Impending deflation is a symptom of the eurozone’s intractable malaise. Firms are cutting prices in a desperate attempt to generate more sales when investment is low, household spending squeezed by ongoing austerity measures, and major trade partners still slow-growing. But the symptom will become an additional cause of “Eurosclerosis” unless mild inflation can be rekindled. That’s not an easy task for central banks whose usual struggle is to bring inflation down.

Reductions of last resort

While the UK and US can keep interest rates just above zero, the ECB has resorted to negative rates because of its unusually severe recession risk. That risk reflects the eurozone’s dangerous lack of other options for stimulus, compared to other large single-market, single-currency areas.

All high income economies encountered crisis in 2008, but the US and UK were able to attack their recessions with major fiscal stimulus packages, deliberately raising public spending while holding down tax rates and letting revenues fall with national income. On some measures, the US stimulus plan was far bigger than Roosevelt’s first New Deal during the 1930s Great Depression. And while George Osborne claims to have restored UK growth through fiscal austerity, he’s actually done so by running bigger and longer deficits than any of his predecessors.

In contrast, the eurozone has no big central budget. The only member big enough and solvent enough to run an effective fiscal stimulus is Germany, which has instead moved its budget into surplus. Other members, whose budgets were pushed into deficit by the downturn, have undergone “excessive deficit procedures” which force them back to balance with painful spending cuts and tax increases. So while others fought recession with expansionary fiscal policy, the eurozone has risked a relapse, further subduing households’ ability to spend and businesses’ incentives to invest.

Fiscal stimulus was made possible in the US and UK by central banks adopting quantitative easing (QE) – buying previous and new bond issues so that their yields stayed down (enabling those near-zero interest rates), and so that productive investments gave a better relative return. At the ECB, governor Mario Draghi pledged similar QE when he announced a commitment to “outright monetary transactions” (OMT) in September 2012.

That “whatever it takes” announcement ended the perilous rise in peripheral member states’ borrowing costs that was then threatening to plunge them back into recession. But the ECB’s scope for QE is limited because it can only buy the bonds of individual member governments. There are still no “Euro eurobonds”, issued and backed by the whole zone. Germany’s reluctance to underwrite other countries’ debt means such bonds are unlikely ever to materialise; indeed, OMT could still unravel when a German challenge to its legality reaches Europe’s highest court.

More Dunkirk than Normandy

One of the earliest advocates of collective eurozone debt issues, former Luxembourg premier Jean-Claude Juncker, is poised to be the EU Commission’s next president. But even with those powers, he’s very unlikely to be able to bolster Draghi’s monetary arsenal to match that of other central banks.

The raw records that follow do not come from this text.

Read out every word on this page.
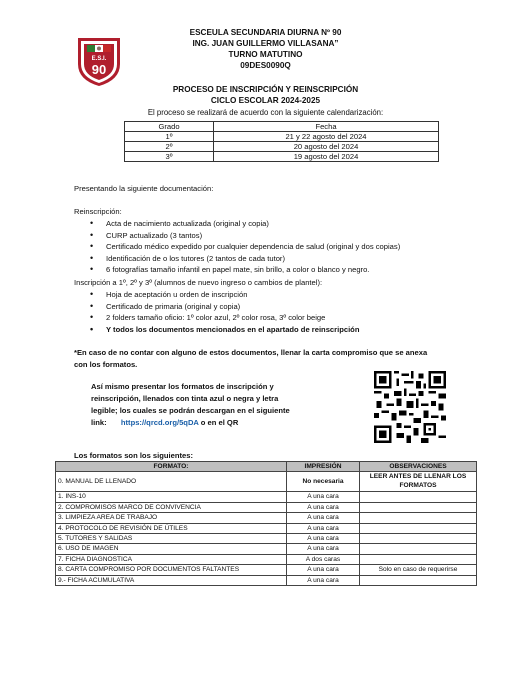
E.S.I.
90
ESCEULA SECUNDARIA DIURNA Nº 90
ING. JUAN GUILLERMO VILLASANA”
TURNO MATUTINO
09DES0090Q
PROCESO DE INSCRIPCIÓN Y REINSCRIPCIÓN
CICLO ESCOLAR 2024-2025
El proceso se realizará de acuerdo con la siguiente calendarización:
Grado	Fecha
1º	21 y 22 agosto del 2024
2º	20 agosto del 2024
3º	19 agosto del 2024
Presentando la siguiente documentación:
Reinscripción:
• Acta de nacimiento actualizada (original y copia)
• CURP actualizado (3 tantos)
• Certificado médico expedido por cualquier dependencia de salud (original y dos copias)
• Identificación de o los tutores (2 tantos de cada tutor)
• 6 fotografías tamaño infantil en papel mate, sin brillo, a color o blanco y negro.
Inscripción a 1º, 2º y 3º (alumnos de nuevo ingreso o cambios de plantel):
• Hoja de aceptación u orden de inscripción
• Certificado de primaria (original y copia)
• 2 folders tamaño oficio: 1º color azul, 2º color rosa, 3º color beige
• Y todos los documentos mencionados en el apartado de reinscripción
*En caso de no contar con alguno de estos documentos, llenar la carta compromiso que se anexa
con los formatos.
Así mismo presentar los formatos de inscripción y
reinscripción, llenados con tinta azul o negra y letra
legible; los cuales se podrán descargan en el siguiente
link: https://qrcd.org/5qDA o en el QR
Los formatos son los siguientes:
FORMATO:	IMPRESIÓN	OBSERVACIONES
0. MANUAL DE LLENADO	No necesaria	LEER ANTES DE LLENAR LOS FORMATOS
1. INS-10	A una cara	
2. COMPROMISOS MARCO DE CONVIVENCIA	A una cara	
3. LIMPIEZA AREA DE TRABAJO	A una cara	
4. PROTOCOLO DE REVISIÓN DE ÚTILES	A una cara	
5. TUTORES Y SALIDAS	A una cara	
6. USO DE IMAGEN	A una cara	
7. FICHA DIAGNOSTICA	A dos caras	
8. CARTA COMPROMISO POR DOCUMENTOS FALTANTES	A una cara	Solo en caso de requerirse
9.- FICHA ACUMULATIVA	A una cara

There is no guarantee that the ECB’s negative interest rates will deliver the boost needed to avoid renewed depression and deflation. Monetary policy is still appropriately likened to a string, which can pull an overheated economy down to earth but cannot push a depressed one back into motion. Even if the latest initiative weakens the Euro, the zone’s story so far is that a weaker currency further widens Germany’s export surplus, while doing little to help other members sell more abroad.

With fiscal policy still neutral or contractionary across much of the zone, penalising savers and subsidising borrowers is unlikely to spark recovery on its own. It could even worsen the situation, by setting back the banks’ return to financial health and giving investors the impression of panic in Frankfurt.

With the US and UK now debating when to raise their benchmark rates, as final confirmation of their escape from financial crisis, the eurozone’s bold move is more likely to be viewed as a Dunkirk-like distress flare than a “big bazooka” deployment worthy of the D-Day anniversary.